Rispetto proprio a questa novità, il regista disse “L’aggiunta della parola
fa uscire il film dal regno della pantomima e lo fa entrare in quello della
commedia” [ii]. È giusto però
dire anche che esistevano già degli esperimenti sonorizzati realizzati dalla
casa di produzione francese Gaumont, ma poiché questi erano non più lunghi di
un cortometraggio, fu proprio la durata del film di Crosland a determinarne la
sua importanza nel panorama mondiale. In realtà proprio in questa pellicola non
furono utilizzate le vere potenzialità del sonoro ed infatti, a parte le
suddette interpretazioni di Al Jolson, il prodotto è girato, pensato e
costruito come un classico film muto, con quindi un marcato accento nelle
interpretazioni e soprattutto l’uso delle didascalie per gli scambi delle
battute. Se poi bisogna analizzare anche la storia, non siamo di fronte ad un
grande prodotto, costruito poi senza troppo impegno su basilari regole
drammaturgiche di stampo religioso (quali il conflitto e la scelta) che si
saldano nel profitto del successo: ciò avviene nel finale in cui da un lato
Mary e l’impresario (uomini di spettacolo) assistono alla messa e dall’altro
lato la madre di Jack e Yudleson (uomini del ghetto ebraico) partecipano allo
spettacolo a Broadway. È insomma anche una sorta di manifesto autocelebrativo
del mondo dello spettacolo newyorchese (Jack che quando viene a sapere che farà
uno spettacolo a Broadway urla “Casa! Madre! Broadway!”) e del suo
legame storico (le cinque generazioni di cantori ebraici che precedono Jack
Robin) con la religione ebraica, cui a sua volta rivolge un gesto di
riappacificazione tra il profano senso dello spettacolo ed il religioso senso
delle funzioni. “Lo spettacolo deve andare avanti! – The show must go on!”

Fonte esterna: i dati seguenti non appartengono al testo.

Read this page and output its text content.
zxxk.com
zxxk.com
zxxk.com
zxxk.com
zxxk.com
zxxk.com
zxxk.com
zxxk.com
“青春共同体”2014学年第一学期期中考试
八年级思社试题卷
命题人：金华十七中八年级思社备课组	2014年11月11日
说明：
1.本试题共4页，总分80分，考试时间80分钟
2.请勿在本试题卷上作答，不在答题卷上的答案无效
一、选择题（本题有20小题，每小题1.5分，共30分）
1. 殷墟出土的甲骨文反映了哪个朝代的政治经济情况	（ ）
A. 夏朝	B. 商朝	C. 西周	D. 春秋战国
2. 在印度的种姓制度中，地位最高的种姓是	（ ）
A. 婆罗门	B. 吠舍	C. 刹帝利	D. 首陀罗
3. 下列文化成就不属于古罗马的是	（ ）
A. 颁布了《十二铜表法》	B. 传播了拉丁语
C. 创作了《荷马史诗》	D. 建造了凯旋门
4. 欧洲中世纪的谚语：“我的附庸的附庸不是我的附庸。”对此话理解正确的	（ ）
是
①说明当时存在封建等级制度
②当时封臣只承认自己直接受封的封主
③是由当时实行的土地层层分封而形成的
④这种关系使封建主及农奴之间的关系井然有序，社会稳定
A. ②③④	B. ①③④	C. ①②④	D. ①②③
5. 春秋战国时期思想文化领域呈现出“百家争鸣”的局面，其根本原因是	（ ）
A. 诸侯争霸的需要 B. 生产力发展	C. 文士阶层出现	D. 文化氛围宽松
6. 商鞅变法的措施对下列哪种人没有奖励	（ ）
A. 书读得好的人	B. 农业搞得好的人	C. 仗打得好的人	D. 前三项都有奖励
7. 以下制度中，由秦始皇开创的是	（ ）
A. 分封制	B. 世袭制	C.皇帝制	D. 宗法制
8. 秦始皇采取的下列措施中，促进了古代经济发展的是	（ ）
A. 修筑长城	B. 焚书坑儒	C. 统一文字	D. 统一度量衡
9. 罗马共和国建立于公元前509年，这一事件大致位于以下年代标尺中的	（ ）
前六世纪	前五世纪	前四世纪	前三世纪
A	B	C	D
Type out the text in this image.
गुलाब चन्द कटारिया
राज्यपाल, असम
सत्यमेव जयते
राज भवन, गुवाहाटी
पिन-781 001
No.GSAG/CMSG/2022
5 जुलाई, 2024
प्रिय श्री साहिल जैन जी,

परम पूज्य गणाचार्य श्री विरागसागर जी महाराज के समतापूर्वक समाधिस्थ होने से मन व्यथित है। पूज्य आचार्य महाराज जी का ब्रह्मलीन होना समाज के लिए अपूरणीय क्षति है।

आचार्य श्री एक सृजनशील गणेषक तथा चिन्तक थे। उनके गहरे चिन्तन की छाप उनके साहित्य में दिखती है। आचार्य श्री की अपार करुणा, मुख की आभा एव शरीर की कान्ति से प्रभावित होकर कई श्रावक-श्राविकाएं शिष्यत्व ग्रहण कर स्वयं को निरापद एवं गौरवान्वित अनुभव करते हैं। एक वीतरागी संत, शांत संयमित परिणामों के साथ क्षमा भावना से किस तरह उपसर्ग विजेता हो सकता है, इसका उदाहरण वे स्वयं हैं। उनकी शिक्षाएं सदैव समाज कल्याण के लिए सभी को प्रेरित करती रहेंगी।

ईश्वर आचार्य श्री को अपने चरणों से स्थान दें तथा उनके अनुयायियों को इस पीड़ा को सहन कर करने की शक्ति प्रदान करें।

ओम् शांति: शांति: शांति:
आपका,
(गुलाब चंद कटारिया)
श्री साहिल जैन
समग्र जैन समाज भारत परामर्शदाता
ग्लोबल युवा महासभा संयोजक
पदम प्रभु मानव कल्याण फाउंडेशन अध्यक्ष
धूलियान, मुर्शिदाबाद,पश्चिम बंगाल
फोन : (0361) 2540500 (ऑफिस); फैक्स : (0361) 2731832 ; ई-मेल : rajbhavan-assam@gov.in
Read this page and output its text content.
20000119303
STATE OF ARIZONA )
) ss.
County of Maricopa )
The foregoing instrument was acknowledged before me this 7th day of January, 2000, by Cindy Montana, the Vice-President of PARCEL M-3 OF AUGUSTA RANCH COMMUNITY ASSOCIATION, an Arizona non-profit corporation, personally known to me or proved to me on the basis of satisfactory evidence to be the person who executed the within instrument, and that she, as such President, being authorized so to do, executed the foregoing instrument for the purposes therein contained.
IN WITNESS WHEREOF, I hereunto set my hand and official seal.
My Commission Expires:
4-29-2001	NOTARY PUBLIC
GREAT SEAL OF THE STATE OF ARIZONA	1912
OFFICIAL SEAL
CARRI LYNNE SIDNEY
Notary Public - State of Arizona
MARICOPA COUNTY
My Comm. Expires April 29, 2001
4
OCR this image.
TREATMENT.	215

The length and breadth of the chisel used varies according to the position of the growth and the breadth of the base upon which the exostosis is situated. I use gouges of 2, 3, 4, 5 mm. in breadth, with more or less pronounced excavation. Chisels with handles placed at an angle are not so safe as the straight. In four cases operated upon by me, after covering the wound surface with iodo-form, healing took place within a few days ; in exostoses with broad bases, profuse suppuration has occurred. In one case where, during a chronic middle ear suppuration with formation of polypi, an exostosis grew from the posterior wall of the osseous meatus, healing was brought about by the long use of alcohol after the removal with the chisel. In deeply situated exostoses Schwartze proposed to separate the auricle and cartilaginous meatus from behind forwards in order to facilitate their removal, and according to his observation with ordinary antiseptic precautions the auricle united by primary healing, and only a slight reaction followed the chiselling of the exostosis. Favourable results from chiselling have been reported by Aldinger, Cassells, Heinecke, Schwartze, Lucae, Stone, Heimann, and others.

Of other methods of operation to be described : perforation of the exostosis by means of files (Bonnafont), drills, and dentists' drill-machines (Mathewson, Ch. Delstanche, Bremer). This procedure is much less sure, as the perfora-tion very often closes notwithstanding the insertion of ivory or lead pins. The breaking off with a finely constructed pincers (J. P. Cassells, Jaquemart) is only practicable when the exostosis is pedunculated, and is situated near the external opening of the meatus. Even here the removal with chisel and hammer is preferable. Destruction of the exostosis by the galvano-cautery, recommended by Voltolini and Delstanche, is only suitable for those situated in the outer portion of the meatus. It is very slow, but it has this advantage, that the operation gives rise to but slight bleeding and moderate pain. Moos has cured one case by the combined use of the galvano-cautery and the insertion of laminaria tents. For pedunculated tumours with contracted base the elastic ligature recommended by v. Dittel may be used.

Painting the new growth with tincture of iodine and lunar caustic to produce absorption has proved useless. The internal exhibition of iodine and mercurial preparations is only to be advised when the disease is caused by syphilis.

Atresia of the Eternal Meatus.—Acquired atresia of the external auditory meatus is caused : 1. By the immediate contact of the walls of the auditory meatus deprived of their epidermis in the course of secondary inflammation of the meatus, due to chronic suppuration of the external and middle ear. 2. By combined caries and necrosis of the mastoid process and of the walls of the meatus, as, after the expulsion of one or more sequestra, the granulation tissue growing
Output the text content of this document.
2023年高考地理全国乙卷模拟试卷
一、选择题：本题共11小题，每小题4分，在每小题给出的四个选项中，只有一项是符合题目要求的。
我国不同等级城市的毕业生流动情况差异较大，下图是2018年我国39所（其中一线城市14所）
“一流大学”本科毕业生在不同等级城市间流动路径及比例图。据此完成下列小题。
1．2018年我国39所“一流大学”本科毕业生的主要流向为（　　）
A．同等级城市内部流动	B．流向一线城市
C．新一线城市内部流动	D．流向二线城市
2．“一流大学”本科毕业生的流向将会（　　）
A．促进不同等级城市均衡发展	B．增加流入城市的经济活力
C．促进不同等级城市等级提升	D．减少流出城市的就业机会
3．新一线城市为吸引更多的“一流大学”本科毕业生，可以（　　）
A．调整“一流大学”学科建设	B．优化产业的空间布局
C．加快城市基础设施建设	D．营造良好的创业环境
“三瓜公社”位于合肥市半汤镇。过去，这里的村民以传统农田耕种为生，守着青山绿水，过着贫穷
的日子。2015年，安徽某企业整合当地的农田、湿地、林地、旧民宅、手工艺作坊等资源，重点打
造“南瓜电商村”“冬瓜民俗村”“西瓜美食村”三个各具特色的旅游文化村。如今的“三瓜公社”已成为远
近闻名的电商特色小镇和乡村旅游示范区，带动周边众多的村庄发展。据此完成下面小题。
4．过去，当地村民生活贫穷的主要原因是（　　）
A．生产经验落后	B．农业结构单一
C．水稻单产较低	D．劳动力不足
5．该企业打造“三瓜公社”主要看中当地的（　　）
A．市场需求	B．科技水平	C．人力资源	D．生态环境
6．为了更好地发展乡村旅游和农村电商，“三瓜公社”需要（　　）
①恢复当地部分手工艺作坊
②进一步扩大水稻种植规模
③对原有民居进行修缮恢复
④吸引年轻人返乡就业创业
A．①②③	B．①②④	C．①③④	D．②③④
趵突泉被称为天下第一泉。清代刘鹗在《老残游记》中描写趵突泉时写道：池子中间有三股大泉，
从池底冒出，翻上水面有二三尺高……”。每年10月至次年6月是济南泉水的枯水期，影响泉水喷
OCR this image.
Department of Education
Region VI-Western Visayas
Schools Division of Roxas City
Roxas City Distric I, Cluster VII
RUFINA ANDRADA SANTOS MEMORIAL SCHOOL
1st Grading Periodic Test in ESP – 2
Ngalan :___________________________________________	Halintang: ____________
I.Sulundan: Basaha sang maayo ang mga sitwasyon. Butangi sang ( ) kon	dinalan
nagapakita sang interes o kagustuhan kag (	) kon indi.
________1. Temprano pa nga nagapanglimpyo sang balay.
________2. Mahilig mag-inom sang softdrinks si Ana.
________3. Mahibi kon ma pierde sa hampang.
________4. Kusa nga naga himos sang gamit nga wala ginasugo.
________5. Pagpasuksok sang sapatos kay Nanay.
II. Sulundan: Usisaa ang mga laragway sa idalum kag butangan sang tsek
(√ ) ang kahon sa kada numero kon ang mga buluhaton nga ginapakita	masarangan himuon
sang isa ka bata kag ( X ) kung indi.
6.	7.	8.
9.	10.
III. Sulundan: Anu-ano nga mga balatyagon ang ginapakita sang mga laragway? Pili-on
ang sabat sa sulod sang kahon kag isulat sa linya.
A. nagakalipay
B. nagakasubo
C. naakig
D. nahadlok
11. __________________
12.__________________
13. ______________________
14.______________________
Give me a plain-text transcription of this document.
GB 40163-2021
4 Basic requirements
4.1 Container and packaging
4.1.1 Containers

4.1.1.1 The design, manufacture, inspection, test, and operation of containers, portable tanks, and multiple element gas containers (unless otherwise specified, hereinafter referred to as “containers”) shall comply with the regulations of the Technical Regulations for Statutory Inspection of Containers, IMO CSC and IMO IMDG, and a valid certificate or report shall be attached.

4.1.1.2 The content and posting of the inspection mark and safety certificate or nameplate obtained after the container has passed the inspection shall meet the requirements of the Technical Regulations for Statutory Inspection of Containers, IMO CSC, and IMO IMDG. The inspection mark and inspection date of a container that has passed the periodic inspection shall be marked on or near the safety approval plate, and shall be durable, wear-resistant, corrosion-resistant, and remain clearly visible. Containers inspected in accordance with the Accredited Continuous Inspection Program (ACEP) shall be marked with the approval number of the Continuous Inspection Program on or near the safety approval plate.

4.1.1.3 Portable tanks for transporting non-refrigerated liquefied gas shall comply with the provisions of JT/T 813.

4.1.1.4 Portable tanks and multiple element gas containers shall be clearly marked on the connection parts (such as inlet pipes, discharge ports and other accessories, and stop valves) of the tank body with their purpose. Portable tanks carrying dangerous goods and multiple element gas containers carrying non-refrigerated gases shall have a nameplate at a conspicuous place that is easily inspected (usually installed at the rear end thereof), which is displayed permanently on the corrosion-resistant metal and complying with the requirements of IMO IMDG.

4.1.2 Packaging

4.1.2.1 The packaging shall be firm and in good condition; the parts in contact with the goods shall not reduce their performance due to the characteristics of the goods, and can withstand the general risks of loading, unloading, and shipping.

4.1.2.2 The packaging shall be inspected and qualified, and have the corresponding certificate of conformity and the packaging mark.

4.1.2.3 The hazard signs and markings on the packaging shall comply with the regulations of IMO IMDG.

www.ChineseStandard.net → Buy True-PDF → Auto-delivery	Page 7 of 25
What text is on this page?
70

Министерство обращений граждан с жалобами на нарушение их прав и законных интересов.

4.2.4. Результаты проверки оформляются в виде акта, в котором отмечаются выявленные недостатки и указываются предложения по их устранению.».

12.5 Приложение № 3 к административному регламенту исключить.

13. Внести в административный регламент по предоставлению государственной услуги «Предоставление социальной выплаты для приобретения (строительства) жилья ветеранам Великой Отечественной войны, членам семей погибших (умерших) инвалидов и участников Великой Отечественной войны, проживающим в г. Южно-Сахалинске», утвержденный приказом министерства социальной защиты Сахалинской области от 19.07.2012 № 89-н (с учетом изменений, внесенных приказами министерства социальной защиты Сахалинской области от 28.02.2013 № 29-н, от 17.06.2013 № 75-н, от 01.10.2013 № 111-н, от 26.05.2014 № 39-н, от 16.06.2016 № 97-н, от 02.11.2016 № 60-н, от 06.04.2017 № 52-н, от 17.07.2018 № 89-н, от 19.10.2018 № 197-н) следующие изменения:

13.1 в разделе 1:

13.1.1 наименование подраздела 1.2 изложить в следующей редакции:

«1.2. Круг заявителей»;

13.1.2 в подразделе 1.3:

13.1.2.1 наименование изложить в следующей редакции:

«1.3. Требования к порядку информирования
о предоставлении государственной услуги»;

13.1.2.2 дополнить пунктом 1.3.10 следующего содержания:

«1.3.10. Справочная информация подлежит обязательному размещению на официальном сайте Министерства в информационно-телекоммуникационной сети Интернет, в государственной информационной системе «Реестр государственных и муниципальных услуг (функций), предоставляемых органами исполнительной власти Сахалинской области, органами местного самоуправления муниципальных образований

dice ad un certo punto il protagonista, ma non può raggiungere le più alte
vette del successo se dimentica le proprie origini, sembra aggiungere il
regista. Se tutto questo si aggiunge che con tal lavoro (bianco che si deve
truccare da nero) vengono in un certo modo rinnegati qualsiasi legami con la
cultura nera nella nascita del jazz si capisce bene che si ha a che fare anche
con una pellicola non certo tesa alla verità. Questo senso della storia però
non è originale nella realizzazione cinematografica, poiché si tratta di
un’opera basata sul racconto The day of Atonement di Samson Raphaelson
(prima di diventare film già piece teatrale). Dopo Al Jolson il cinema non
riuscirà più a fare a meno dei cantanti nelle proprie pellicole fino al
fenomeno Elvis Presley. Non furono però solo questi i meriti del film di
Crosland, ma anche quelli (sicuramente involontari) di elevare il senso delle
musiche nelle opere cinematografiche, abituando lo spettatore ad associare una
determinata composizione ad un determinato prodotto o scena più importante. Il
film di Crosland dunque fece emergere l’importanza della musica scritta apposta
per il film, nella stessa misura in cui spianò la strada ai dialoghi parlati. Il
film fu proiettato la prima volta il 23 ottobre 1927 e ottenne il premio Oscar
l’anno seguente. Alla prima del film era presente anche il regista Frank Capra
il quale ha detto a proposito “Le onde sonore di “Mammy” scatenarono un
terremoto, un terremoto che sconvolse il mondo del cinema dalle fondamenta. Lo
schermo, muto sino ad allora, aveva una voce! Hollywood tremò. Fu come se i
pazzi avessero occupato il manicomio” [iii]. Di questo film
ne son stati fatti due remake: Il cantante di jazz (1953) di Michael
Curtiz (inedito in Italia e che vide al montaggio Alan Crosland Junior) e Il
cantante di Jazz (1980) di Richard Fleischer con il cantante Neil Diamond.